Can We Control Super-intelligent AI?

Before the prospect of an intelligence explosion, we humans are like small children playing with a bomb’. Nick Bostrom, Superintelligence.

I have always been fascinated by AI and recently joined a course to learn more. Absolutely brilliant! The teacher recommended Nick Bostrom’s Superintelligence – Paths, Dangers, Strategies as follow up reading, which is how I came across this book.

With the fast progress we have seen in machine learning in recent years, it becomes still more likely that superintelligence will be a reality in the not too distant future. Superintelligence could exceed human intelligence with an unimaginable factor and the big issue is, how can we control it? 

In essence Nick Bostrom’s book is a philosophical piece. Some might call it speculative. Philosophical or not, it tackles a very real problem with a distinct deadline attached to it. If we do not solve the control problem before we get to superintelligence, it will inevitably be too late.

photo of Nick Bostrom

In the first part of the book Bostrom discusses potential paths towards superintelligence and the forms this superintelligence might take. He then moves on to look at what could motivate a super-intelligent agent. 

Two key questions need to be answered:

  • How can we get superintelligence to do what we want?
  • What do we want the superintelligence to want?

There is no guarantee that superintelligence should have any natural inclination to work for humanity, rather than for itself. And when working with someone so much more intelligent than humans, it might be difficult to impose an incentive structure which will make the AI cooperate.

If the AI is actually willing to work towards an objective which will optimise on behalf of humanity, what does that actually mean? How can we ever communicate something so complex to an AI agent?

Even a simple objective such as ‘make humans smile’ could very well result in an optimal and very efficient solution consisting of filling humans with some chemical which make them walk around as happy zombies. Probably this was not the intention with the objective. But on paper it meets the criteria perfectly.

Artificial Intelligence graphic

It is also unlikely that we know what is best for humanity. Our perception of what is right and wrong has changed a lot over times and there is no reason why that should not continue. Superintelligence with its ability to solve complex, multi-dimensional problems should have much better chance to come up with a good solution. If we could just make it understand what we mean by ‘good’. 

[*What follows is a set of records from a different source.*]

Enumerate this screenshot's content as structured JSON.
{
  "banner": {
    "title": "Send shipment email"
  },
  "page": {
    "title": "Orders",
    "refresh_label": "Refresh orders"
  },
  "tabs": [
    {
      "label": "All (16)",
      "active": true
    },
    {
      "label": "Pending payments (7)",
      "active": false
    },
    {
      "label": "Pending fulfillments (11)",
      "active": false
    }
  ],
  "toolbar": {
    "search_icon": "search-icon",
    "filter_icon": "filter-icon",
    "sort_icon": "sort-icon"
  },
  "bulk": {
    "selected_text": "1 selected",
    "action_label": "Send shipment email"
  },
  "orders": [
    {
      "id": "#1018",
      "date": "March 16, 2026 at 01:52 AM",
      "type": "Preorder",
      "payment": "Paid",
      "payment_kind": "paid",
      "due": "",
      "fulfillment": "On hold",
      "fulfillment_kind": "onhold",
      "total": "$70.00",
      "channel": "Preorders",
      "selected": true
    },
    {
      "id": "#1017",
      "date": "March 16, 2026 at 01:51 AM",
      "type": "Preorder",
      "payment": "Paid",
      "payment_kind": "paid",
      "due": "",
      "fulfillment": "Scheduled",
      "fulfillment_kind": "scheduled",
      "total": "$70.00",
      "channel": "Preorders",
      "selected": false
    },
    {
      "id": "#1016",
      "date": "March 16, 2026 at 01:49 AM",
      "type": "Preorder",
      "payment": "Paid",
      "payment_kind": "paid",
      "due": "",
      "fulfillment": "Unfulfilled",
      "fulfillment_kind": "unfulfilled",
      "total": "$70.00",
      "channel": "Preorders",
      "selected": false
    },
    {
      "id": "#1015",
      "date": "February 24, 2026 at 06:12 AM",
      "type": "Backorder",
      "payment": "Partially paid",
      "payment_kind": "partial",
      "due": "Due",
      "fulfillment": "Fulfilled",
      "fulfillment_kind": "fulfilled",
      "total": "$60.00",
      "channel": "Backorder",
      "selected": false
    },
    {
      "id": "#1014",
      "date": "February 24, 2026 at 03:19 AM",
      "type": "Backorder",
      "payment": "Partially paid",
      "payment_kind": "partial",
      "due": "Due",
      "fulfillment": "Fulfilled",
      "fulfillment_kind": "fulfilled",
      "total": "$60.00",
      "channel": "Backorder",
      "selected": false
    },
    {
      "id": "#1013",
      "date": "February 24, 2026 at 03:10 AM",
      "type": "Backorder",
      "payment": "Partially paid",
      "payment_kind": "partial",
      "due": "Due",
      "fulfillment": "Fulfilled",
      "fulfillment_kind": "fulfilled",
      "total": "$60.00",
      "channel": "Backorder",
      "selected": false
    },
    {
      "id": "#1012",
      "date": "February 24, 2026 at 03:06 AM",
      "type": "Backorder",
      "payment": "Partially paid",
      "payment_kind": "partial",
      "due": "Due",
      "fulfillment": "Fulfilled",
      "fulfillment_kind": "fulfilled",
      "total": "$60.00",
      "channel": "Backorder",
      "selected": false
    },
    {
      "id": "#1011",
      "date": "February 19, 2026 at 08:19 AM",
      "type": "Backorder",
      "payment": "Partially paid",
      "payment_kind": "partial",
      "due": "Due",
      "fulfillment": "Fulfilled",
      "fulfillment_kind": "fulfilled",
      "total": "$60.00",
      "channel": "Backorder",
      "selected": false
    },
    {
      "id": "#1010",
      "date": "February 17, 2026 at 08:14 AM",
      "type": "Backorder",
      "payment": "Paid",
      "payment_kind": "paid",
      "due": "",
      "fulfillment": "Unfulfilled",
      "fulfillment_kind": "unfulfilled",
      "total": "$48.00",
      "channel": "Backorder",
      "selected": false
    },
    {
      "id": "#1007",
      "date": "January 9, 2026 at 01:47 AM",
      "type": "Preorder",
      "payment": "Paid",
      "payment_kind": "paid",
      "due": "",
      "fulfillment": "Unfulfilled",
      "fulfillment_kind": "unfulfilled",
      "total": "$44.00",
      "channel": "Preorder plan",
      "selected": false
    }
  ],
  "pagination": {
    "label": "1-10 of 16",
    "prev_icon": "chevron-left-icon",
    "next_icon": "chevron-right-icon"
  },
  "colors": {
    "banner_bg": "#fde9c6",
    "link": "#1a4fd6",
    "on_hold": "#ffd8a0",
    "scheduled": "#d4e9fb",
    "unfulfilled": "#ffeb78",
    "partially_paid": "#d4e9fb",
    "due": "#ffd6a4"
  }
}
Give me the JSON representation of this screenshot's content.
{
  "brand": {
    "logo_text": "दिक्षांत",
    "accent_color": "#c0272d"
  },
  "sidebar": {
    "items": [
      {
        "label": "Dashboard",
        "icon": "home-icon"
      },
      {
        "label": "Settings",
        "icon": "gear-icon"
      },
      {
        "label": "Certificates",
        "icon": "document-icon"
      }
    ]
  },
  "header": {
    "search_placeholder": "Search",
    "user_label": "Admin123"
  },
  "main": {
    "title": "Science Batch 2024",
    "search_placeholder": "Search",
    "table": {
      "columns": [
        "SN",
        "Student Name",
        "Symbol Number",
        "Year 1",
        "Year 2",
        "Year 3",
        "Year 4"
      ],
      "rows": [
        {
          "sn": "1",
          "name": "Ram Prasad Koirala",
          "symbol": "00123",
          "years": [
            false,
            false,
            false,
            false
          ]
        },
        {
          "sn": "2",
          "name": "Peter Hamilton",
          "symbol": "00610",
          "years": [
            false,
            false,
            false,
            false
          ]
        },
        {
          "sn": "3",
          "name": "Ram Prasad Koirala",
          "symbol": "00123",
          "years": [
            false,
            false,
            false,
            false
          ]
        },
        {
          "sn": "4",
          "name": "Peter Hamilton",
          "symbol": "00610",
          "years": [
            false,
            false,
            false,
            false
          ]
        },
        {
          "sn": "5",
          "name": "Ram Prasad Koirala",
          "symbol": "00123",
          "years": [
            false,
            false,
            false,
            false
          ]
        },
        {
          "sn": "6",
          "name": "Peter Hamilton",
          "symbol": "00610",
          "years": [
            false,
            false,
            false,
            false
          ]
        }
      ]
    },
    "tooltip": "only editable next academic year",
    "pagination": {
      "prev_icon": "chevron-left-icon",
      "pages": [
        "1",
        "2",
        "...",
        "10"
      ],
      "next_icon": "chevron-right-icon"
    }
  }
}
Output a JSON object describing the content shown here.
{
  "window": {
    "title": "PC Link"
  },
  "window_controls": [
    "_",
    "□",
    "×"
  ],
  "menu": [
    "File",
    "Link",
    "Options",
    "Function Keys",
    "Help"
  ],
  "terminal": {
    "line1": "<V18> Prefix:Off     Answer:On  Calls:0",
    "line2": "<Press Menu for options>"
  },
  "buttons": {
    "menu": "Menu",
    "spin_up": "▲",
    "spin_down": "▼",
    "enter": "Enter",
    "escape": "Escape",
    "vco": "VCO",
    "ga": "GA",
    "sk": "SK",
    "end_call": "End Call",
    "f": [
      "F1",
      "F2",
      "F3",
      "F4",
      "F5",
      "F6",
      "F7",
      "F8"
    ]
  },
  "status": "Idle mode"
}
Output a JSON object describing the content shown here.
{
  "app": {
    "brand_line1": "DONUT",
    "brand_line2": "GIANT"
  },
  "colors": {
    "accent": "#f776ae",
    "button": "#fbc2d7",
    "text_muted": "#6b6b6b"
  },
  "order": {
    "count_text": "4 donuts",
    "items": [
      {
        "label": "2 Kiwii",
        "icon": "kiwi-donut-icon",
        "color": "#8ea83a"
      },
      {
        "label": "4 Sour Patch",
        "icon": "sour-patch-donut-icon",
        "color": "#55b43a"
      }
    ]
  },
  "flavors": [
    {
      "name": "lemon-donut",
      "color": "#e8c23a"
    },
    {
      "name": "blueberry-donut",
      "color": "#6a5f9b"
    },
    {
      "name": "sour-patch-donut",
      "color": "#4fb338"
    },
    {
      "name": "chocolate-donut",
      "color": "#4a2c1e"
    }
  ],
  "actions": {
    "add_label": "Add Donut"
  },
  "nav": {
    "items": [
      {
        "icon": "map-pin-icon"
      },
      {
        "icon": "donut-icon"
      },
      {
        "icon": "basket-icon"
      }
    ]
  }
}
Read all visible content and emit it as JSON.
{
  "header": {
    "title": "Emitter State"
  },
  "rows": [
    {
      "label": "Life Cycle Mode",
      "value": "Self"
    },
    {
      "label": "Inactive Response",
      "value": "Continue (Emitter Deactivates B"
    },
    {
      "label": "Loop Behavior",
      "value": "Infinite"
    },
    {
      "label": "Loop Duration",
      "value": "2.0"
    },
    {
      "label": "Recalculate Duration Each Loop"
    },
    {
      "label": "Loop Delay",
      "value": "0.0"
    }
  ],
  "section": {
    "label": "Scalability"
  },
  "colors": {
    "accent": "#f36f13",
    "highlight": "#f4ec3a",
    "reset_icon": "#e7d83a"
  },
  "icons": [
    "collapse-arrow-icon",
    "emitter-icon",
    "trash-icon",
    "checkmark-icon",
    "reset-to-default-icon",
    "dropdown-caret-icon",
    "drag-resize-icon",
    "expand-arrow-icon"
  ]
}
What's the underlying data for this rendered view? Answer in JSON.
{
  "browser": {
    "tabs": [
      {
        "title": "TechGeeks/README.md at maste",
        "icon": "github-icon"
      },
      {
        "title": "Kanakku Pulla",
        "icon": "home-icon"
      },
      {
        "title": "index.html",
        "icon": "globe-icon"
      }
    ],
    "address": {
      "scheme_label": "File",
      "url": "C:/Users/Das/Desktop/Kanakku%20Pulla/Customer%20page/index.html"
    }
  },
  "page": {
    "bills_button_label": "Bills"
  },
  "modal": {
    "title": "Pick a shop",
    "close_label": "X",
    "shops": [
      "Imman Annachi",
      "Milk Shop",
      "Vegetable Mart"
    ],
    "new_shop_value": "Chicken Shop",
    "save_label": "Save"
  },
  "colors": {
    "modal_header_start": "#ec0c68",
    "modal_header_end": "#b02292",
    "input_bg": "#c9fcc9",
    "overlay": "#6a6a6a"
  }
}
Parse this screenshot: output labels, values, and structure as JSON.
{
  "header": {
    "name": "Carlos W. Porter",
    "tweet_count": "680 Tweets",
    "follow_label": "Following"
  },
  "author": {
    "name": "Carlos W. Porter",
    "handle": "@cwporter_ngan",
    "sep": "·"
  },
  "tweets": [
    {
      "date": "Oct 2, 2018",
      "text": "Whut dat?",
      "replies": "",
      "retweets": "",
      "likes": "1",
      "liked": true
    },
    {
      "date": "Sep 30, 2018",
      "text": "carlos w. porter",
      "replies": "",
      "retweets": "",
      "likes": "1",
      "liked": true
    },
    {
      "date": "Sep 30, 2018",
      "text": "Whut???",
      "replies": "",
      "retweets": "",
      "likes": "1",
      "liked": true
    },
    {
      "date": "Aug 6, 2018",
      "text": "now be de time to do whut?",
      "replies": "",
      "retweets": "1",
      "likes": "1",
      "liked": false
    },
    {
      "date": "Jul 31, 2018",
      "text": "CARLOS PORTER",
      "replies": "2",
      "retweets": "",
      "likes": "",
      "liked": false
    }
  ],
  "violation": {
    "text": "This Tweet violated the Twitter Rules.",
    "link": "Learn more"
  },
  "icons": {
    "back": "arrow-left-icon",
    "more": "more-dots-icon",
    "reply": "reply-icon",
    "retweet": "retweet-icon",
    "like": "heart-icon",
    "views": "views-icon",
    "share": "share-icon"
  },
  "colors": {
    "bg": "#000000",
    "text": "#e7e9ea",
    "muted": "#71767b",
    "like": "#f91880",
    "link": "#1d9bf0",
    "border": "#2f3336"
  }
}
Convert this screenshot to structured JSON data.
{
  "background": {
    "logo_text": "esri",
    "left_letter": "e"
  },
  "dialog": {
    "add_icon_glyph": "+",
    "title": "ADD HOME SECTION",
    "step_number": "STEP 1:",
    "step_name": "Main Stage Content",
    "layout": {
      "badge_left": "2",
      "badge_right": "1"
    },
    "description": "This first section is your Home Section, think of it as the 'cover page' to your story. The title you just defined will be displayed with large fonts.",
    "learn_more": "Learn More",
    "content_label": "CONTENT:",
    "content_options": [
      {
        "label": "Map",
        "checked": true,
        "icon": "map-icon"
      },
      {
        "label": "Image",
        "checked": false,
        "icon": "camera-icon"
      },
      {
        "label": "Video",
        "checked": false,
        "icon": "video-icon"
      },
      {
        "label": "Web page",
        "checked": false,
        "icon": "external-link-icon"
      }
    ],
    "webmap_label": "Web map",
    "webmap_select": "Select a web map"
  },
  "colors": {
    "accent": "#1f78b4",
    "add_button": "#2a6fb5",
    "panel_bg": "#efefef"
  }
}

These questions are immensely difficult and I am glad not to be in Nick Bostrom’s and his colleagues’ shoes trying to answer them.

The book is written in a dry, technical language. Although I did have, if not a laugh-out-loud moment then at least a smile-to-myself moment over Chapter 9. Bostrom discusses the possibility of AI suspecting it exists in a simulation instead of the real world. Metaphysics for machines! Decartes would have liked it. Ok. Right. Maybe I am the only one who found that funny. 

Bostrom does not like the association, but how can you not put a Matrix reference here.

I must admit getting through this book was hard work. A ‘typical’ sentence reads:

Doing so would seem to require predicting the rhetorical effects on myriad constituents with varied idiosyncrasies and fluctuating levels of influence over long periods of time during which the system may be perturbed by unanticipated events from the outside while its topology is also undergoing a continuous endogenous reorganization: surely an impossible task!

Presumably Bostrom’s publisher did not run the text through a readability test. I suspect it might have indicated a few issues with sentence length and word complexity…

Normally, I read non-fiction in paper format to be able to highlight and write notes plus the occasional ‘??!’ in the margin. But whereas it is easy to search back in an e-book, when you have temporarily forgotten the difference between neuromorphic artificial intelligence and whole brain emulation it is more complicated in paper books.

In the end, it was worth the effort though. Nick Bostrom’s book is an important work about a very crucial topic which could potentially have devastating consequences for humanity and our planet in general. I am still fascinated by AI, but also somewhat wary.   

As an extra bonus from reading this book, I picked up a few useful phrases such as Bayesian hyperparameter optimization, variational autoencoders and sentence-level vector embeddings, which are just bound to come in handy at the next dinner party I attend!